Booth, most known at the time as a stage actor and later known as the man who killed the president, had arrived in St. Joseph by boat and was headed to an engagement at St. Louis when he became snowbound. He was unable to continue river travel because of an abundance of ice and the train couldn't get through to St. Joseph. Not wanting to miss his scheduled performance in St. Louis, Booth hired a sleigh with four horses and followed the railroad route east. After four days traversing huge snow drifts Booth made it as far as Breckenridge, where he boarded the train to head east.
Chilcote also explained how the government used the Hannibal and St. Joseph Railroad extensively for delivering soldiers and cannons during the Civil War. In 1881, the Chicago, Burlington and Quincy Railroad purchased the Hannibal & St. Joseph Railroad. "The Hannibal and St. Joseph Railroad played a very important role in developing northern Missouri," Chilcote said. This sentiment was echoed by railroad historian David Hardy, of Liberty, who had arranged for the original marker to be on display in Chillicothe Saturday.

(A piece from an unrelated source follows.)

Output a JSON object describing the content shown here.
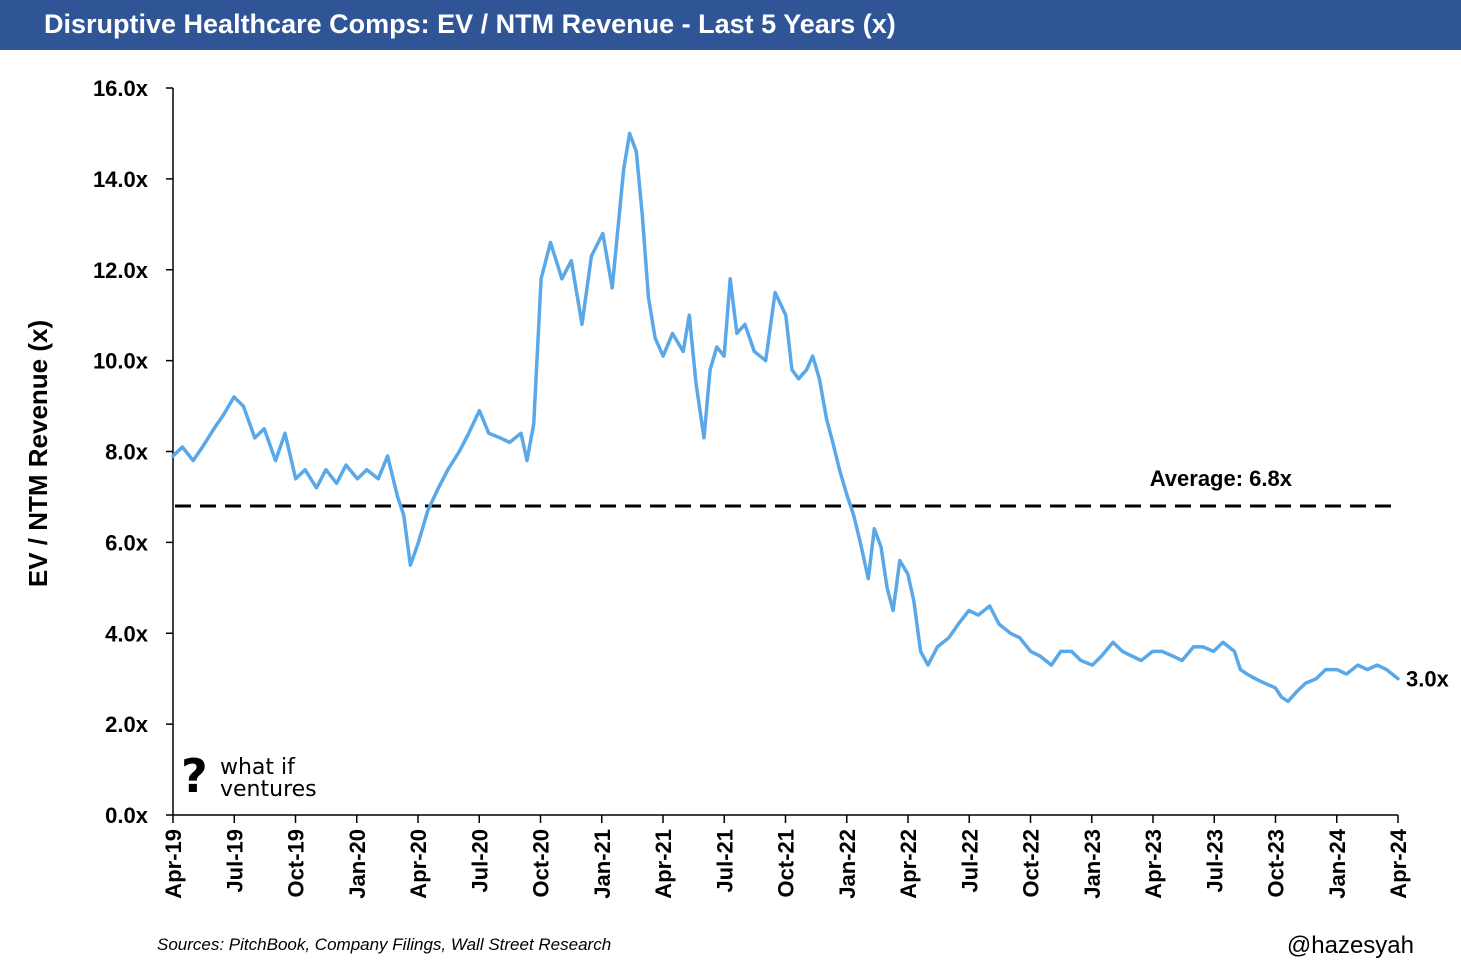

When the Hannibal and St. Joseph Railroad was completed, St. Louis was the largest city in Missouri with 160,773 people. St. Joseph was the second largest with 8,932 people; Hannibal was the third largest with 6,505; Kansas City, fourth largest, with a population of 4,418. "It is highly unlikely that Kansas City would have developed into the town it is without the Hannibal and St. Joseph Railroad," Hardy said. He said Kansas City had built a link to the Hannibal and St. Joseph Railroad at Cameron, and was first to build a bridge over the Missouri River.
Several guests Saturday were from the Kansas City area, including Jim Asplund, who was a passenger on the last train which ran the Hannibal and St. Joseph Railroad in January 1962. The Hannibal and St. Joseph Railroad eventually became part of the Chicago, Burlington and Quincy Railroad system, Hardy said. In the early 1980s, the entire line west of around Brookfield was taken out of service and eventually abandoned by the Burlington Northern.

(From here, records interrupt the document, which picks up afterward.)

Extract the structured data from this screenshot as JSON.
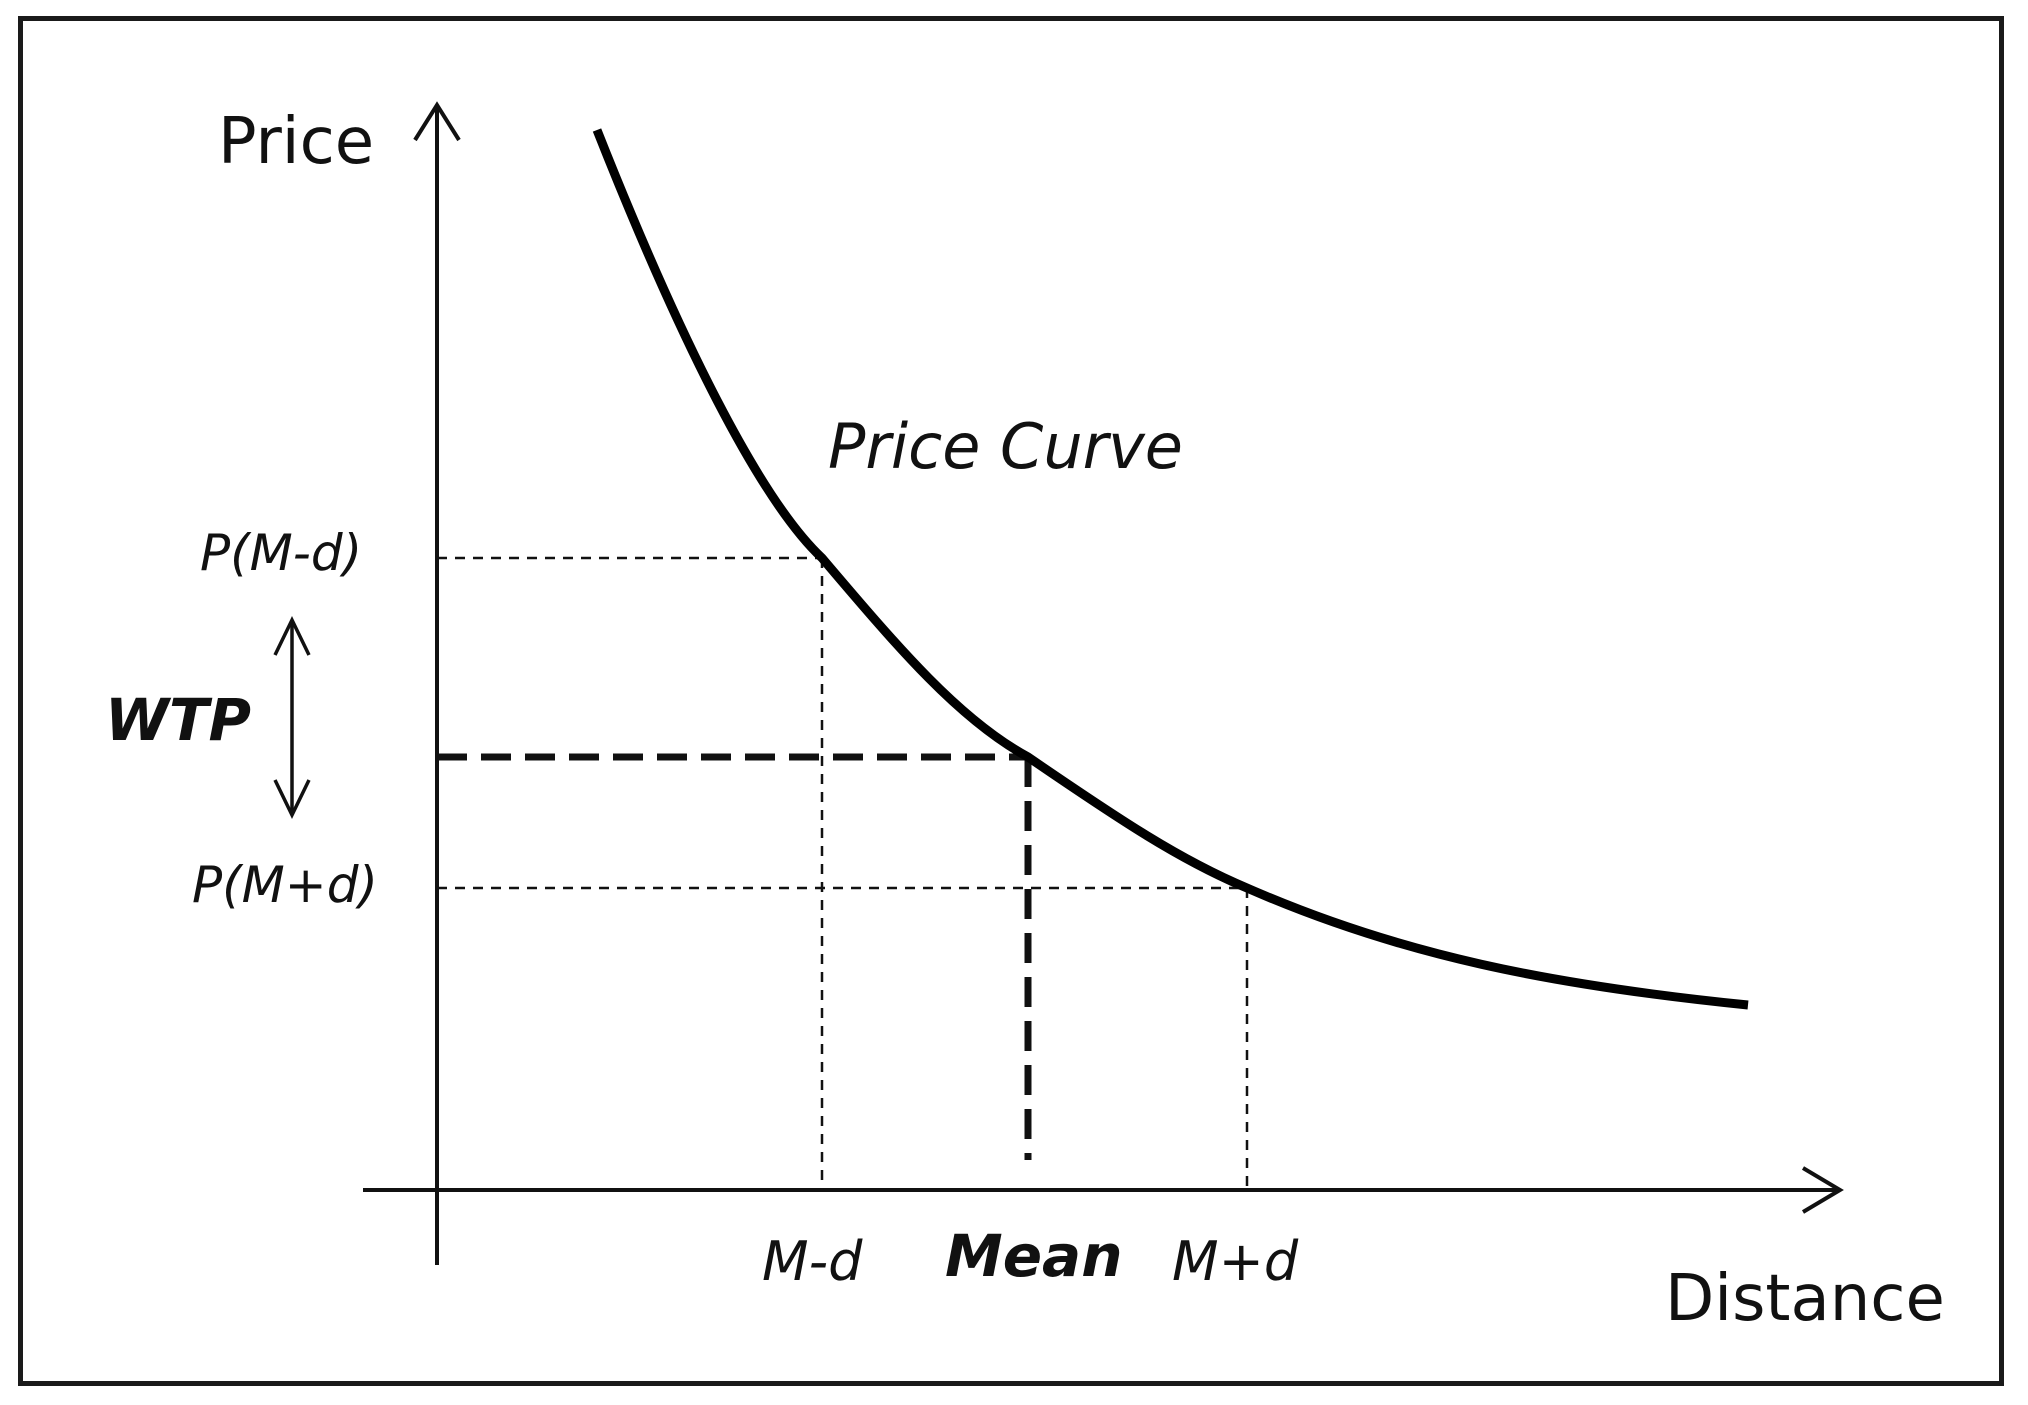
{
  "diagram": {
    "y_axis_label": "Price",
    "x_axis_label": "Distance",
    "curve_label": "Price Curve",
    "p_low_label": "P(M-d)",
    "p_high_label": "P(M+d)",
    "wtp_label": "WTP",
    "m_minus_label": "M-d",
    "mean_label": "Mean",
    "m_plus_label": "M+d",
    "curve_color": "#000000"
  }
}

Also speaking Saturday was Jim McCollough, from Wabash BBQ in Chillicothe. The restaurant is located in a railroad depot built in 1909. Dr. Frank Stark, president of the Grand River Historical Society Museum, said he was pleased with the event which attracted a standing-room only crowd. "I am well pleased with the event, by the number of people who attended and by their excitement," he said.
CAPTION: Visitors to the Grand River Historical Society Museum share interest in railroads as they looked at old photographs and items pertaining to the Hannibal & St. Joseph Railroad.